– Lead by anti-family planning extremists, a narrow majority of the House of Representatives, with a vote of 218-210, stripped from a larger bill the Global Democracy Promotion Act, a measure ensuring the rights of foreign healthcare organizations to speak openly with their own governments and to counsel their patients on all medical options.
"Today’s vote is a sign that the Bush Administration is beholden to extremists who trample American values, including the right to free speech, to impose their agenda on the world," stated Rosemary Dempsey, Director of the Washington, DC office of the Center for Reproductive Rights. "We call on the Bush Administration to stop misinforming the public, leading them to believe that this is about American taxpayer dollars for abortion. In reality, the Helms Amendment has prevented U.S. funding for overseas abortions since 1973."
The Global Democracy Promotion Act was introduced in Congress this February as a stand-alone bill and therefore remains in play after today’s vote. The bipartisan measure would ensure that foreign organizations not be denied U.S. family planning funds on the basis of activities performed with their own money, such as medical services, including counseling or referrals, or on the basis of lawful lobbying and political speech.
The vote came in the form of a motion to strike the pro-democracy language added to the Foreign Relations Authorization Act (H.R. 1646) in last week’s committee mark-up by a bi-partisan vote of 26-22. The motion to strike was sponsored by anti-family planning Representatives Chris Smith (R-NJ), Henry Hyde (R-IL), Jim Barcia (D-MI) and James Oberstar (D-MN).
Under the global gag rule, imposed by President Bush on his first full day in office, foreign organizations that receive U.S. family planning funds cannot use their own, non-U.S. government funds to provide legal abortions, counsel patients about abortion, or to lobby their own governments for changes in abortion laws without jeopardizing U.S. family planning aid. Each year, 78,000 women worldwide die from unsafe abortion. US money has not been spent on funding for overseas abortion since 1973.
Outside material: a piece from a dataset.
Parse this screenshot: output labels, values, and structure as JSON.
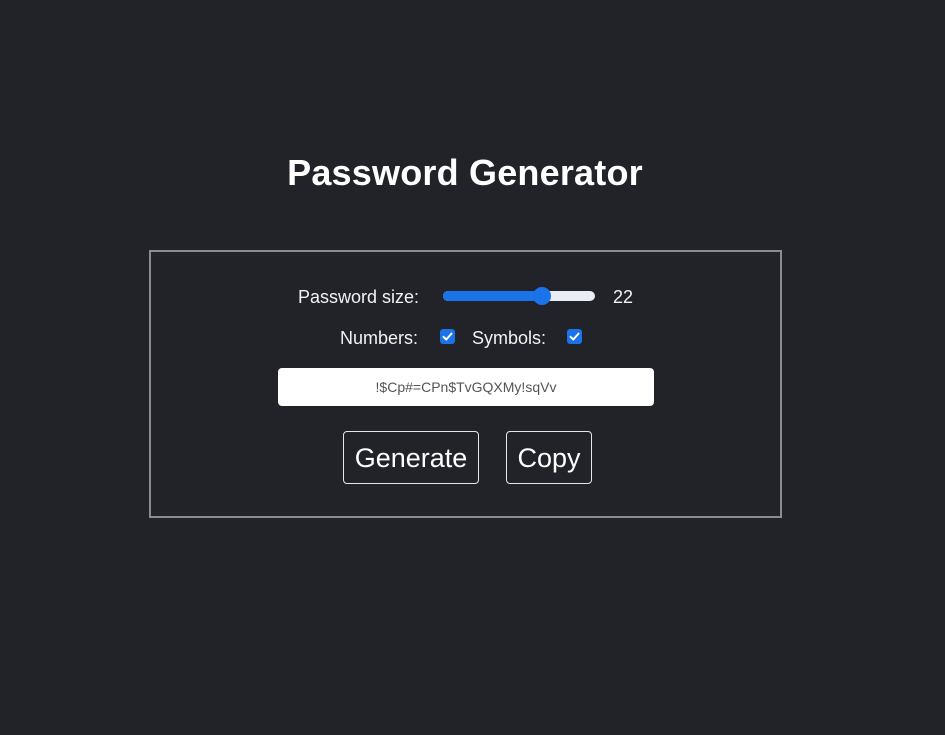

"A crucial part of the Center for Reproductive Rights' mission is to bring reproductive rights laws around the world in line with international human rights treaties. To do so, we engage with our partners around the world in fact-finding missions about the laws governing their countries, educate them about the effects of international treaties, and help them to talk to their governments and other crucial audiences to achieve their goals. The gag rule has inhibited our work by rendering partner organizations unable or afraid to work with us on these vital issues," Dempsey said.